10/3 : le superviseur californien DFPI annonce la mise sous tutelle de SVB pour raisons d’insolvabilité et illiquidité. La banque aura vécu 40 ans.
Un swipe-crash
Le crash de SVB est qualifié de premier swipe crash de l’histoire.
La concentration de la clientèle dans la technologie californienne, dépendant en particulier de quelques fonds de capital risque ayant enjoint leurs participations à retirer leur argent a, selon la presse américaine, pesé fortement sur le mouvement massif de retrait.
L’illiquidité de SVB est évidente. La DPFI relève dans son communiqué l’incapacité de SVB à trouver des refinancements sécurisés mais également son insolvabilité. En effet, la deuxième couche de liquidité de SVB est constituée de titres similaires à ceux du portefeuille disponible à la vente, mais destinés à une détention jusqu’à leur terme (« HTM »). Ce portefeuille montre des moins-values latentes de 15 Mds $ au 31/12 (p. 125 du Form 10K) qui viendraient consommer la quasi-totalité des fonds propres prudentiels (18,4 Mds $ au 31/12).
SVB a donc fait faillite sous un impact croisé taux d’intérêt et liquidité. Et l’instantanéité du choc subi a empêché toute réaction ordonnée de la banque.
Le risque de taux d’intérêt
Une norme du comité de Bâle sur le risque de taux d’intérêt du portefeuille bancaire exige que la perte de valeur économique (« EVE ») du bilan de la banque suite à une hausse des taux d’intérêt de 200 pbs (2%) reste inférieure à 15% de ses fonds propres CET1. Cela correspond à 2 Mds $ dans le cas de SVB qui n’y est cependant pas assujetti.
Le rapport 10K nous renseigne en page 90 qu’une hausse de 200 pbs entraînerait une amélioration de sa marge nette d’intérêt de 3,5% au 31/12. D’où l’on peut extrapoler que SVB anticipait probablement qu’une chute de valorisation de ses actifs à taux fixe avec la hausse des taux serait largement compensée par une hausse modérée de ses coûts de refinancement, largement conditionnés par les dépôts de sa clientèle d’entreprises – et dont 110 Mds $ sur 175 (63%) ne donnaient pas lieu à intérêts au 31/12.
On peut aussi examiner ce qu’on ne lit plus entre le rapport 10K de 2021 et celui de 2022. Le rapport 2021 indiquait clairement qu’une hausse des taux de 200 pbs mènerait à 28% de chute de l’EVE de la banque ou 5,7 Mds $ de pertes.

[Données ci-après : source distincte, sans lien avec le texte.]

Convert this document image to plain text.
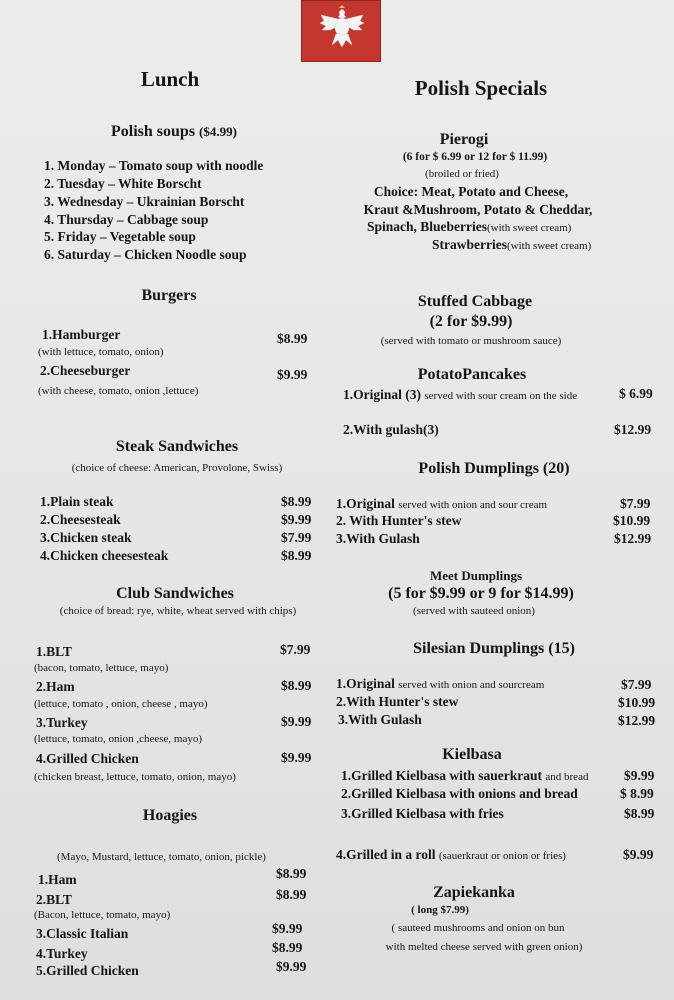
Lunch
Polish soups ($4.99)
1. Monday – Tomato soup with noodle
2. Tuesday – White Borscht
3. Wednesday – Ukrainian Borscht
4. Thursday – Cabbage soup
5. Friday – Vegetable soup
6. Saturday – Chicken Noodle soup
Burgers
1.Hamburger	$8.99
(with lettuce, tomato, onion)
2.Cheeseburger	$9.99
(with cheese, tomato, onion ,lettuce)
Steak Sandwiches
(choice of cheese: American, Provolone, Swiss)
1.Plain steak	$8.99
2.Cheesesteak	$9.99
3.Chicken steak	$7.99
4.Chicken cheesesteak	$8.99
Club Sandwiches
(choice of bread: rye, white, wheat served with chips)
1.BLT	$7.99
(bacon, tomato, lettuce, mayo)
2.Ham	$8.99
(lettuce, tomato , onion, cheese , mayo)
3.Turkey	$9.99
(lettuce, tomato, onion ,cheese, mayo)
4.Grilled Chicken	$9.99
(chicken breast, lettuce, tomato, onion, mayo)
Hoagies
(Mayo, Mustard, lettuce, tomato, onion, pickle)
1.Ham	$8.99
2.BLT	$8.99
(Bacon, lettuce, tomato, mayo)
3.Classic Italian	$9.99
4.Turkey	$8.99
5.Grilled Chicken	$9.99
Polish Specials
Pierogi
(6 for $ 6.99 or 12 for $ 11.99)
(broiled or fried)
Choice: Meat, Potato and Cheese,
Kraut &Mushroom, Potato & Cheddar,
Spinach, Blueberries(with sweet cream)
Strawberries(with sweet cream)
Stuffed Cabbage
(2 for $9.99)
(served with tomato or mushroom sauce)
PotatoPancakes
1.Original (3) served with sour cream on the side	$ 6.99
2.With gulash(3)	$12.99
Polish Dumplings (20)
1.Original served with onion and sour cream	$7.99
2. With Hunter's stew	$10.99
3.With Gulash	$12.99
Meet Dumplings
(5 for $9.99 or 9 for $14.99)
(served with sauteed onion)
Silesian Dumplings (15)
1.Original served with onion and sourcream	$7.99
2.With Hunter's stew	$10.99
3.With Gulash	$12.99
Kielbasa
1.Grilled Kielbasa with sauerkraut and bread	$9.99
2.Grilled Kielbasa with onions and bread	$ 8.99
3.Grilled Kielbasa with fries	$8.99
4.Grilled in a roll (sauerkraut or onion or fries)	$9.99
Zapiekanka
( long $7.99)
( sauteed mushrooms and onion on bun
with melted cheese served with green onion)
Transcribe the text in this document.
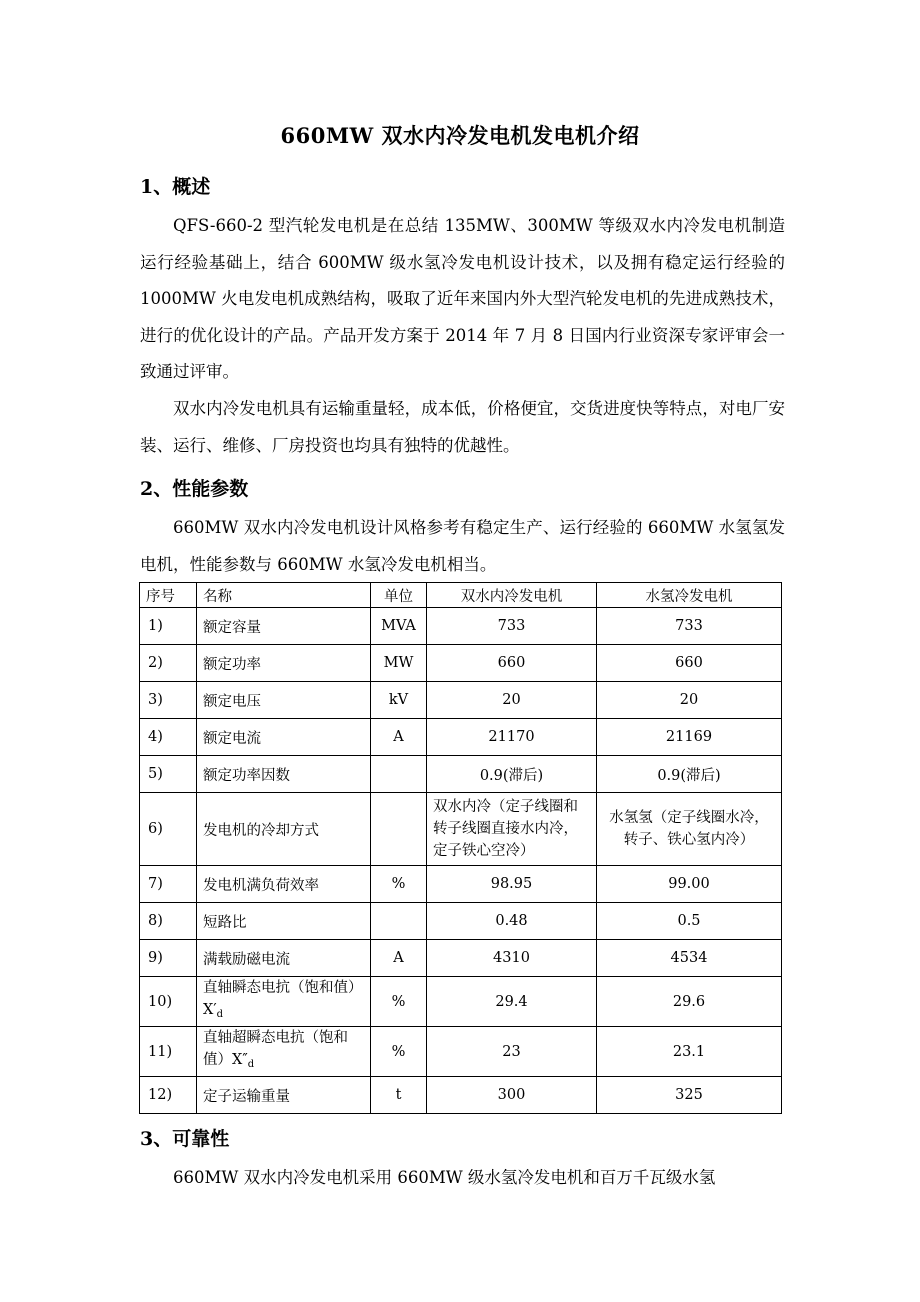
660MW 双水内冷发电机发电机介绍
1、概述

QFS-660-2 型汽轮发电机是在总结 135MW、300MW 等级双水内冷发电机制造运行经验基础上，结合 600MW 级水氢冷发电机设计技术，以及拥有稳定运行经验的 1000MW 火电发电机成熟结构，吸取了近年来国内外大型汽轮发电机的先进成熟技术，进行的优化设计的产品。产品开发方案于 2014 年 7 月 8 日国内行业资深专家评审会一致通过评审。

双水内冷发电机具有运输重量轻，成本低，价格便宜，交货进度快等特点，对电厂安装、运行、维修、厂房投资也均具有独特的优越性。

2、性能参数

660MW 双水内冷发电机设计风格参考有稳定生产、运行经验的 660MW 水氢氢发电机，性能参数与 660MW 水氢冷发电机相当。

序号	名称	单位	双水内冷发电机	水氢冷发电机
1)	额定容量	MVA	733	733
2)	额定功率	MW	660	660
3)	额定电压	kV	20	20
4)	额定电流	A	21170	21169
5)	额定功率因数		0.9(滞后)	0.9(滞后)
6)	发电机的冷却方式		双水内冷（定子线圈和转子线圈直接水内冷，定子铁心空冷）	水氢氢（定子线圈水冷，转子、铁心氢内冷）
7)	发电机满负荷效率	%	98.95	99.00
8)	短路比		0.48	0.5
9)	满载励磁电流	A	4310	4534
10)	直轴瞬态电抗（饱和值）$X'_d$	%	29.4	29.6
11)	直轴超瞬态电抗（饱和值）$X''_d$	%	23	23.1
12)	定子运输重量	t	300	325
3、可靠性

660MW 双水内冷发电机采用 660MW 级水氢冷发电机和百万千瓦级水氢
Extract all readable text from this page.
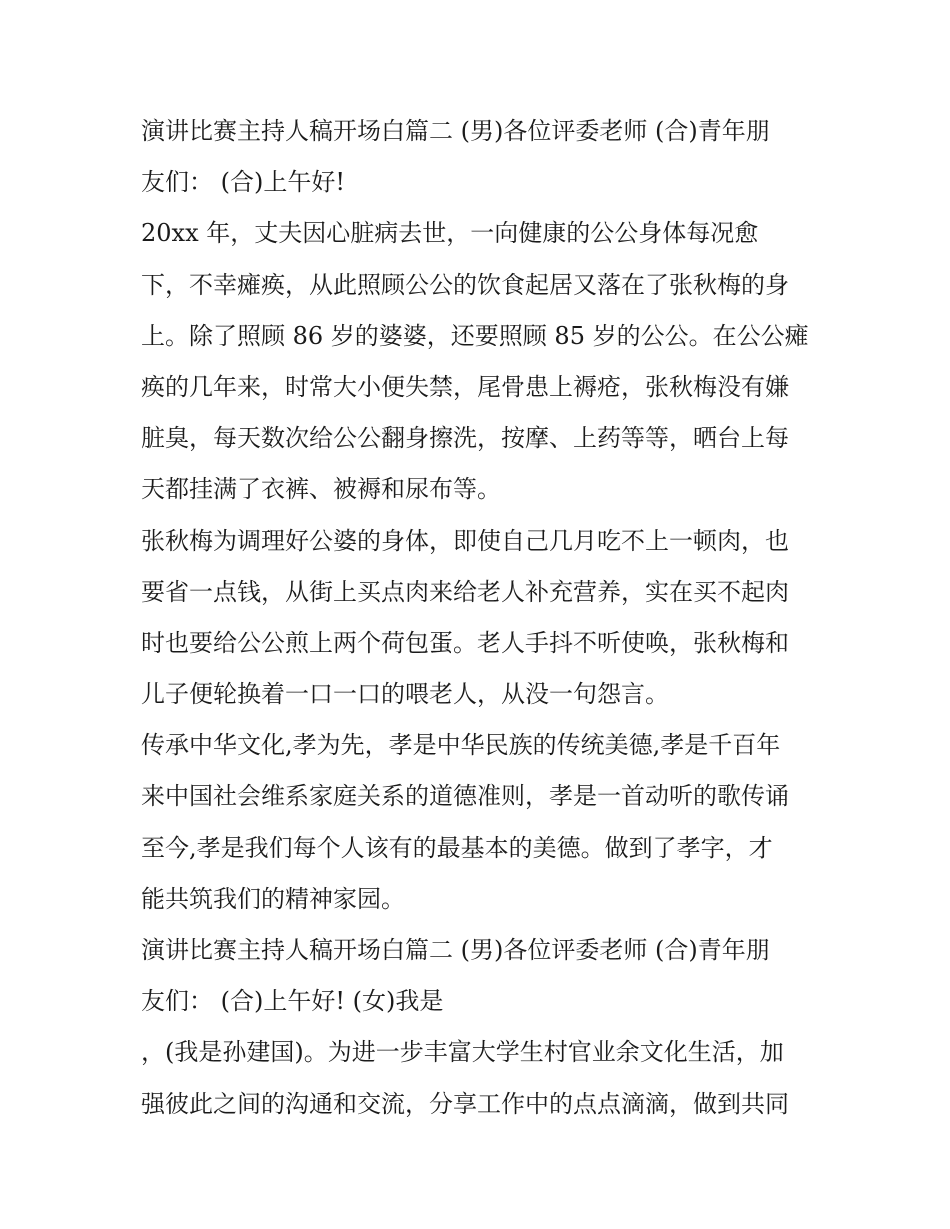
演讲比赛主持人稿开场白篇二 (男)各位评委老师 (合)青年朋
友们： (合)上午好!
20xx 年，丈夫因心脏病去世，一向健康的公公身体每况愈
下，不幸瘫痪，从此照顾公公的饮食起居又落在了张秋梅的身
上。除了照顾 86 岁的婆婆，还要照顾 85 岁的公公。在公公瘫
痪的几年来，时常大小便失禁，尾骨患上褥疮，张秋梅没有嫌
脏臭，每天数次给公公翻身擦洗，按摩、上药等等，晒台上每
天都挂满了衣裤、被褥和尿布等。
张秋梅为调理好公婆的身体，即使自己几月吃不上一顿肉，也
要省一点钱，从街上买点肉来给老人补充营养，实在买不起肉
时也要给公公煎上两个荷包蛋。老人手抖不听使唤，张秋梅和
儿子便轮换着一口一口的喂老人，从没一句怨言。
传承中华文化,孝为先，孝是中华民族的传统美德,孝是千百年
来中国社会维系家庭关系的道德准则，孝是一首动听的歌传诵
至今,孝是我们每个人该有的最基本的美德。做到了孝字，才
能共筑我们的精神家园。
演讲比赛主持人稿开场白篇二 (男)各位评委老师 (合)青年朋
友们： (合)上午好! (女)我是
，(我是孙建国)。为进一步丰富大学生村官业余文化生活，加
强彼此之间的沟通和交流，分享工作中的点点滴滴，做到共同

L’absence de cet indicateur dans le rapport de fin 2021 peut laisser penser à une occultation des difficultés financières par les dirigeants de SVB.

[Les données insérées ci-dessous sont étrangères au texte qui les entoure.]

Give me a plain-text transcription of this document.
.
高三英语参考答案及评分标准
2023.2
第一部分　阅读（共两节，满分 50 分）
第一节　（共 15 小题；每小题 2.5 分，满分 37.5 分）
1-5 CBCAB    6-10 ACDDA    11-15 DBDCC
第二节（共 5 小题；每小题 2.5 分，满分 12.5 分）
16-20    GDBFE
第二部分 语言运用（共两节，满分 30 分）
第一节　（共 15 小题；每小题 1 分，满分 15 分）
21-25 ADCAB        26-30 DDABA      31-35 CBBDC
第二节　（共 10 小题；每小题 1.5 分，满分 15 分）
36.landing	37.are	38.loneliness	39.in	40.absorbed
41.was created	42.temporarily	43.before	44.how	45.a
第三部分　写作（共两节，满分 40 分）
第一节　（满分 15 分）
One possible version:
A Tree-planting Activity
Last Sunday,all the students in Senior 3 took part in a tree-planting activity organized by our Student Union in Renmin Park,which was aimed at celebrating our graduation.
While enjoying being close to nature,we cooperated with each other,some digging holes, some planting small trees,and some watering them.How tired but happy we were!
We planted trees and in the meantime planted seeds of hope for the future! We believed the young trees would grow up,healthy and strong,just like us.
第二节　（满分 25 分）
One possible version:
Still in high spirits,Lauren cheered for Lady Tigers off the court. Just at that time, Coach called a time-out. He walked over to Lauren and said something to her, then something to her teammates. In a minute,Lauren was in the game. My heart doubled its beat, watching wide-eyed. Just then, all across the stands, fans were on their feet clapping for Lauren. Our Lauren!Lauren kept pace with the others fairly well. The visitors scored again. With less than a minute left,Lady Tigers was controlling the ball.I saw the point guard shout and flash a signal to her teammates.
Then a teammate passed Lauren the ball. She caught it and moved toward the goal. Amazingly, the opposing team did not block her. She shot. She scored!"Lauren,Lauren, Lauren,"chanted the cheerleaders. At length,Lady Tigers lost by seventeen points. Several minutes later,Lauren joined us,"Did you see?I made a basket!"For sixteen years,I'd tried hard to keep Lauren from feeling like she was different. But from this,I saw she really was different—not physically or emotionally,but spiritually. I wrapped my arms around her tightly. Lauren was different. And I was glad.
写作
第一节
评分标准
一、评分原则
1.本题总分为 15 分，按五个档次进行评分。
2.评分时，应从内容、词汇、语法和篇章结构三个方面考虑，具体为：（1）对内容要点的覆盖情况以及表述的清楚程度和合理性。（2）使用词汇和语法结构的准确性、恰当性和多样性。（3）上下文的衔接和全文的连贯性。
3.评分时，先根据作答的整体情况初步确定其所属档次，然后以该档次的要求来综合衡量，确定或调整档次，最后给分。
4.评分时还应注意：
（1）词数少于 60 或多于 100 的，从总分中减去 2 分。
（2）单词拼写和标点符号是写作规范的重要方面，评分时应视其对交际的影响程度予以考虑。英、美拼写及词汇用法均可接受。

Or les taux d’intérêt ont monté en un an non pas de 200 pbs mais de plus de 400, une hausse inédite depuis plus 40 ans – l’âge de SVB !

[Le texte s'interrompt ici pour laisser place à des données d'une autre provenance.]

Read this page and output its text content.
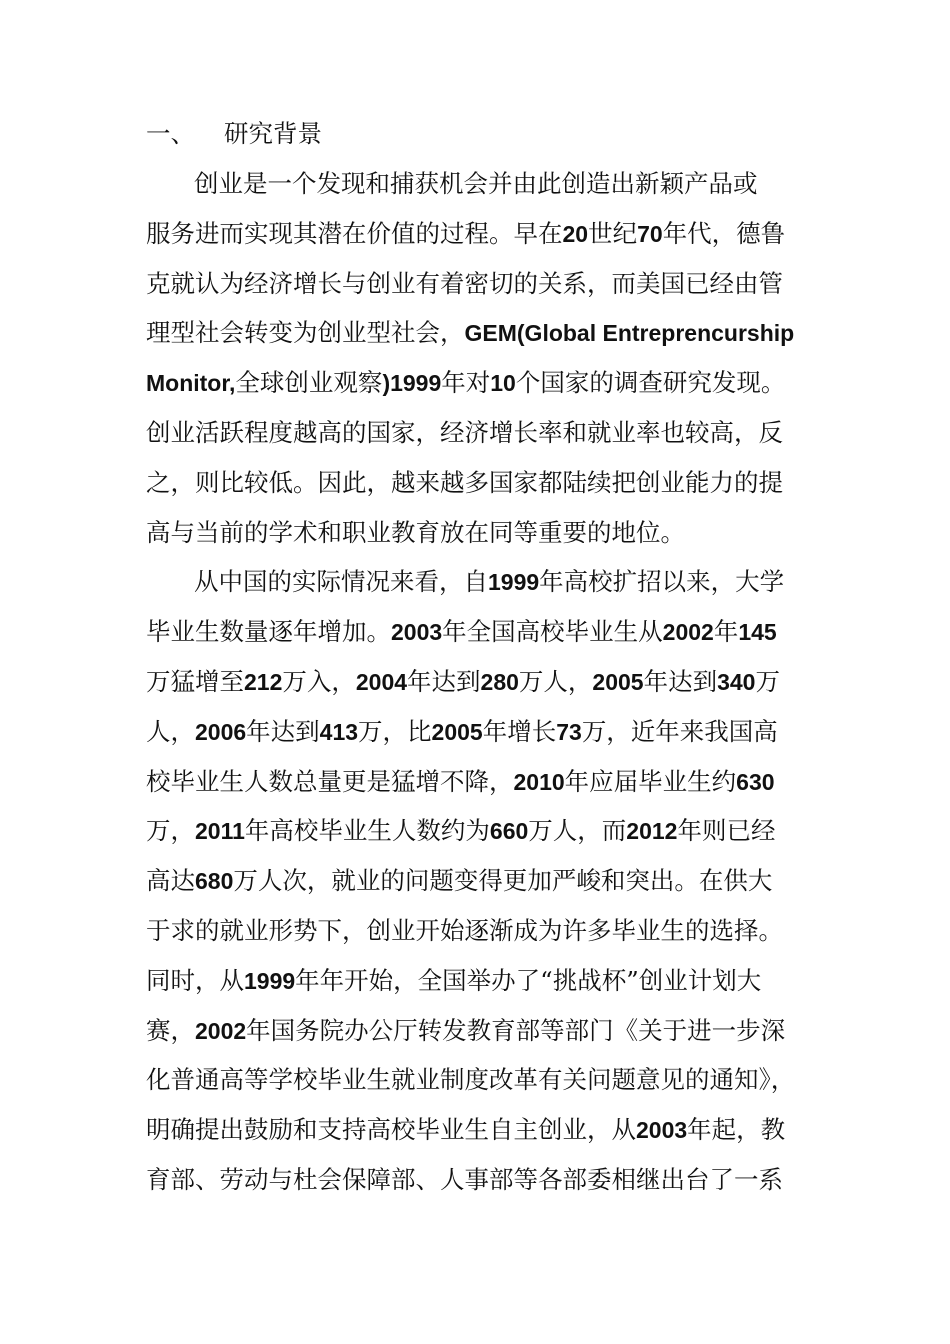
一、 研究背景
创业是一个发现和捕获机会并由此创造出新颖产品或
服务进而实现其潜在价值的过程。早在20世纪70年代，德鲁
克就认为经济增长与创业有着密切的关系，而美国已经由管
理型社会转变为创业型社会，GEM(Global Entreprencurship
Monitor,全球创业观察)1999年对10个国家的调查研究发现。
创业活跃程度越高的国家，经济增长率和就业率也较高，反
之，则比较低。因此，越来越多国家都陆续把创业能力的提
高与当前的学术和职业教育放在同等重要的地位。
从中国的实际情况来看，自1999年高校扩招以来，大学
毕业生数量逐年增加。2003年全国高校毕业生从2002年145
万猛增至212万入，2004年达到280万人，2005年达到340万
人，2006年达到413万，比2005年增长73万，近年来我国高
校毕业生人数总量更是猛增不降，2010年应届毕业生约630
万，2011年高校毕业生人数约为660万人，而2012年则已经
高达680万人次，就业的问题变得更加严峻和突出。在供大
于求的就业形势下，创业开始逐渐成为许多毕业生的选择。
同时，从1999年年开始，全国举办了“挑战杯”创业计划大
赛，2002年国务院办公厅转发教育部等部门《关于进一步深
化普通高等学校毕业生就业制度改革有关问题意见的通知》，
明确提出鼓励和支持高校毕业生自主创业，从2003年起，教
育部、劳动与杜会保障部、人事部等各部委相继出台了一系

Les années 1980 nous ramènent à la célèbre crise des savings and loans, banques régionales américaines dont plusieurs ont fait faillite lors du précédent cycle de forte hausse des taux d’intérêt américains pour lutter contre l’inflation. Ces banques s’appuyaient beaucoup sur des ressources provenant des dépôts de la clientèle de détail, beaucoup plus stables. Ces faillites se sont donc enclenchées par attrition, puisqu’avec la durée – et avec à l’actif pléthore de crédits immobiliers de très long terme avec des taux d’intérêt devenus désormais trop bas par rapport aux possibilités de refinancement aux nouvelles conditions de marché – les pertes se sont accumulées jusqu’à rendre nombre de ces banques insolvables.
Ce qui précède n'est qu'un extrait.